SSP Group Meeting

11am, 4 October, 2005
Room 4.03, Appleton Tower
CISA, School of Informatics
University of Edinburgh

Social Reasoning in Computational Multi-Agent Systems

Michal Pechoucek

The concept of multi-agent system contributes to the fields of computer science and artificial intelligence by a societal and distributed approach to computing. Non-trivial problems can be solved, complex systems can simulated and controlled by a community of autonomous computational entities. These entities can be geographically distributed across wider network infrastructures.
The computational entities in multi-agent systems need to perform specific types of social interaction in order to achieve collective behaviour and collective decision making. Socially oriented reasoning, the reasoning process that underlies rational interaction, is currently a subject of a deeper theoretical investigation and practical deployment in industrial applications.

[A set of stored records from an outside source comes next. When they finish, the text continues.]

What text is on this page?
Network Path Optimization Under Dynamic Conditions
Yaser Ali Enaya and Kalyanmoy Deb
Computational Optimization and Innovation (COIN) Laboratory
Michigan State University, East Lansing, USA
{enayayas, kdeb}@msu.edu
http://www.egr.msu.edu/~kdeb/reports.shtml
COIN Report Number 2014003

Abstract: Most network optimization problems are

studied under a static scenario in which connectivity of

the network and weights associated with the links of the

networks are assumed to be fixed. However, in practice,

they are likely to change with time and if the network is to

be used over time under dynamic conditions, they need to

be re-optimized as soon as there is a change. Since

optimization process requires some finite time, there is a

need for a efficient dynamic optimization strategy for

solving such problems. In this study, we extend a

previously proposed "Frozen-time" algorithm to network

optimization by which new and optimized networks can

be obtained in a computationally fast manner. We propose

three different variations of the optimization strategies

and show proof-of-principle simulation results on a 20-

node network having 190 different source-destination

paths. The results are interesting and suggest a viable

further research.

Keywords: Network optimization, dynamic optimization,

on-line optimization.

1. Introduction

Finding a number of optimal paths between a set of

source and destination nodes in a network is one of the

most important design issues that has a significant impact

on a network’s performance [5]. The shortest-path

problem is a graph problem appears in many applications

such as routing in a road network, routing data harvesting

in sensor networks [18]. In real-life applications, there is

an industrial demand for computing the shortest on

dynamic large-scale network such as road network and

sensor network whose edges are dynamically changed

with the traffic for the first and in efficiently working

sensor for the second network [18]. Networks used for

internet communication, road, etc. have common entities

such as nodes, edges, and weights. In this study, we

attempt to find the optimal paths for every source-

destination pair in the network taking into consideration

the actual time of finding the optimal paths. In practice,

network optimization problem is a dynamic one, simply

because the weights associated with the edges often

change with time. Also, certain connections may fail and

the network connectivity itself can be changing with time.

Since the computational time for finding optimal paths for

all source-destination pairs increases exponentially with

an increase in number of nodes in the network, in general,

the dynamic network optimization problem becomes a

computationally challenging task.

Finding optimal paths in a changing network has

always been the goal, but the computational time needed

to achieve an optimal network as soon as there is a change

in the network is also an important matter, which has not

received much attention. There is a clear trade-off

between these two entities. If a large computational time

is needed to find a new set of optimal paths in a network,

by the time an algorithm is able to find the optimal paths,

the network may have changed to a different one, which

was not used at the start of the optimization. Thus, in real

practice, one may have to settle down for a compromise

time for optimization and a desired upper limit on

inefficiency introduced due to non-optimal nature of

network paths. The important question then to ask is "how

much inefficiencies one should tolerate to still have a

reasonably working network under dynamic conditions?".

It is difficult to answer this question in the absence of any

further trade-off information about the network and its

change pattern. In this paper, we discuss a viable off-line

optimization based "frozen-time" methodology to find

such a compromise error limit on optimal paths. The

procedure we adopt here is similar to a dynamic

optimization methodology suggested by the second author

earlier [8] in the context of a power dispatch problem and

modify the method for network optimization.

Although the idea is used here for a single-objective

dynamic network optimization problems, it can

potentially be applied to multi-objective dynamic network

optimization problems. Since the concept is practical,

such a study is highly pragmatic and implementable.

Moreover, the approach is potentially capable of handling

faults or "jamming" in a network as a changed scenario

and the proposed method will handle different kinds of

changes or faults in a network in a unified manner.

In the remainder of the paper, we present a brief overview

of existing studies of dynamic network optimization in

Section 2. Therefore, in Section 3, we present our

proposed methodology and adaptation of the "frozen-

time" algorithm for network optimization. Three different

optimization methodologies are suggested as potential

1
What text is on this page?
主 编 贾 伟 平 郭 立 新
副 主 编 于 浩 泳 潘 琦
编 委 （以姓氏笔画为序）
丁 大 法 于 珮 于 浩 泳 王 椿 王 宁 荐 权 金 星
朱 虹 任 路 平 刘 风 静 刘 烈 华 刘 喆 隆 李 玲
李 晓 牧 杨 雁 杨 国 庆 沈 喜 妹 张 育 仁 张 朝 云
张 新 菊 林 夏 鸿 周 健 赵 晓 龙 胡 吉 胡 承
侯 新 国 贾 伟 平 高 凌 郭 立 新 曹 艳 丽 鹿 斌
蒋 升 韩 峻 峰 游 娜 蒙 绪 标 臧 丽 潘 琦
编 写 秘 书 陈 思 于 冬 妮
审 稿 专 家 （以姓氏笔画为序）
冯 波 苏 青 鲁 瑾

We will introduce the concept social reasoning and social knowledge, comment various types of social knowledge and present two specific techniques for maintenance and exploitation of social knowledge in computational multi-agent systems: (i) the acquaintance models, the knowledge structures representing agent awareness of its interaction neighbourhood -- mainly in competitive and adversarial environment (ii) the stand-in agents, that are autonomous computational entities freely migrating within the network and providing vital social information in e.g. disruptive and partially inaccessible environment.